Heilpraktiker unterliegen einer zivilrechtlichen Schweigepflicht. Gerade wegen der hohen ethischen Verantwortung, die der Beruf mit sich bringt, muss ein Heilpraktiker stets darauf achten, die Privatsphäre seiner Patienten zu wahren. Hierzu gehört auch die sachgemäße Absicherung von Patientendaten, die in einer Kartei oder einem Computersystem gespeichert werden. Vor Gericht haben Heilpraktiker jedoch – anders als Ärzte oder Geistliche – kein gesondertes Zeugnisverweigerungsrecht.
Einschränkungen für die Heiltätigkeit ergeben sich aus dem Infektionsschutzgesetz, wonach meldepflichtige Infektionskrankheiten nur von einem Arzt behandelt werden dürfen. Des Weiteren schreiben Arznei- und Betäubungsmittelgesetz vor, dass bestimmt Substanzen nur von einem Arzt verordnet werden dürfen. Verschreibungspflichtige Medikamente etc. sind für Heilpraktiker also tabu.
Aus dem Hebammengesetz geht hervor, dass Heilpraktiker keine Geburtshilfe leisten dürfen. Zudem dürfen Zahn- und Kieferkrankheiten und Erkrankungen des Mundes laut Zahnheilkundegesetz nur von einem Zahnarzt behandelt werden.
Bei der Führung von Titeln und Berufsbezeichnungen ist unbedingt auf die korrekte Angabe zu achten. Insbesondere bei akademischen Graden muss die volle Bezeichnung (beispielsweise „Dr. phil.“) angegeben werden, um Verwechslungen mit dem medizinischen Doktorgrad („Dr. med.“) auszuschließen. Ausländische akademische Titel dürfen nur geführt werden, wenn sie in Deutschland anerkannt sind.
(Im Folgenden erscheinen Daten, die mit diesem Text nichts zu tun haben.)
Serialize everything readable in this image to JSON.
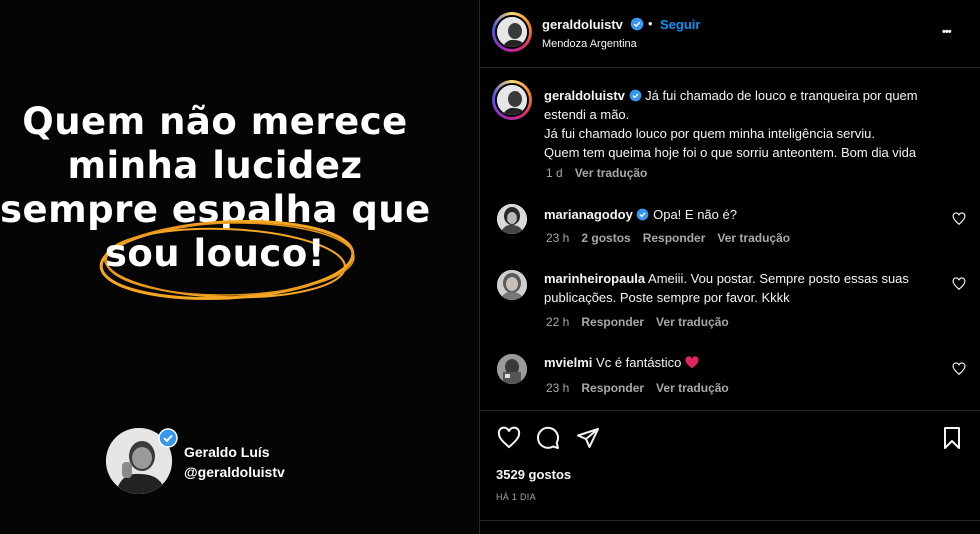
{
  "post_image": {
    "quote_lines": [
      "Quem não merece",
      "minha lucidez",
      "sempre espalha que",
      "sou louco!"
    ],
    "card_name": "Geraldo Luís",
    "card_handle": "@geraldoluistv"
  },
  "header": {
    "username": "geraldoluistv",
    "dot": "•",
    "follow_label": "Seguir",
    "location": "Mendoza Argentina",
    "more_label": "•••"
  },
  "caption": {
    "username": "geraldoluistv",
    "lines": [
      "Já fui chamado de louco e tranqueira por quem",
      "estendi a mão.",
      "Já fui chamado louco por quem minha inteligência serviu.",
      "Quem tem queima hoje foi o que sorriu anteontem. Bom dia vida"
    ],
    "time": "1 d",
    "translate": "Ver tradução"
  },
  "comments": [
    {
      "username": "marianagodoy",
      "verified": true,
      "text_lines": [
        "Opa! E não é?"
      ],
      "time": "23 h",
      "likes": "2 gostos",
      "reply": "Responder",
      "translate": "Ver tradução"
    },
    {
      "username": "marinheiropaula",
      "verified": false,
      "text_lines": [
        "Ameiii. Vou postar. Sempre posto essas suas",
        "publicações. Poste sempre por favor. Kkkk"
      ],
      "time": "22 h",
      "likes": "",
      "reply": "Responder",
      "translate": "Ver tradução"
    },
    {
      "username": "mvielmi",
      "verified": false,
      "text_lines": [
        "Vc é fantástico"
      ],
      "emoji": "heart",
      "time": "23 h",
      "likes": "",
      "reply": "Responder",
      "translate": "Ver tradução"
    }
  ],
  "actions": {
    "likes_count": "3529 gostos",
    "posted_ago": "HÁ 1 DIA"
  },
  "colors": {
    "accent_blue": "#0095f6",
    "verified_blue": "#3897f0",
    "ellipse_orange": "#f5a623",
    "heart_red": "#e0245e"
  }
}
Diese Aufführung der Rechtsnormen soll ausschließlich eine erste Orientierung geben und erhebt keinen Anspruch auf Vollständigkeit und Korrektheit.
Berufsverbände
Die rund 35.000 Heilpraktiker, die in Deutschland arbeiten, sind in unterschiedlichen Berufsverbänden organisiert. Sie sind zugleich Interessenvertreter der Heilkundigen und Träger der diversen Schulen, die deutschlandweit in verschiedenen Städten vertreten sind. Folgende Verbände (in alphabethischer Reihenfolge) gibt es in Deutschland:
- Allgemeiner Deutscher Heilpraktikerverband e.V. (ADHV)
- Berufsverband Deutsche Naturheilkunde e.V. (BDN)
- Bund Deutscher Heilpraktiker e.V. (BDH)
- Bund Deutscher Heilpraktiker und Naturheilkundiger e.V. (BDHN)
- Fachverband Deutscher Heilpraktiker e.V. (FDH)
- Freie Heilpraktiker e.V. (FH)
- Freier Verband Deutscher Heilpraktiker e.V. (FVDH)
- Union Deutscher Heilpraktiker e.V. (UDH)
- Verband Deutscher Heilpraktiker e.V. (VDH)
- Verband Heilpraktiker Deutschland e.V. (VHD)
- Verband Unabhängiger Heilpraktiker e.V. (VUH)
Fachzeitschriften
In Deutschland wird eine Reihe von Zeitschriften herausgegeben, die sich an Personen in Heilberufen richten. Sie werden von den Verbänden teilweise kostenlos oder zu Vorzugspreisen an ihre Mitglieder ausgegeben. Zu den wichtigsten Fachzeitschriften gehören:
- die Deutsche Heilpraktiker Zeitschrift vom Bund Deutscher Heilpraktiker e.V.,
- Der Heilpraktiker vom Verband Deutscher Heilpraktiker e.V. und
- WIR.Heilpraktiker vom Verband Freie Heilpraktiker e.V.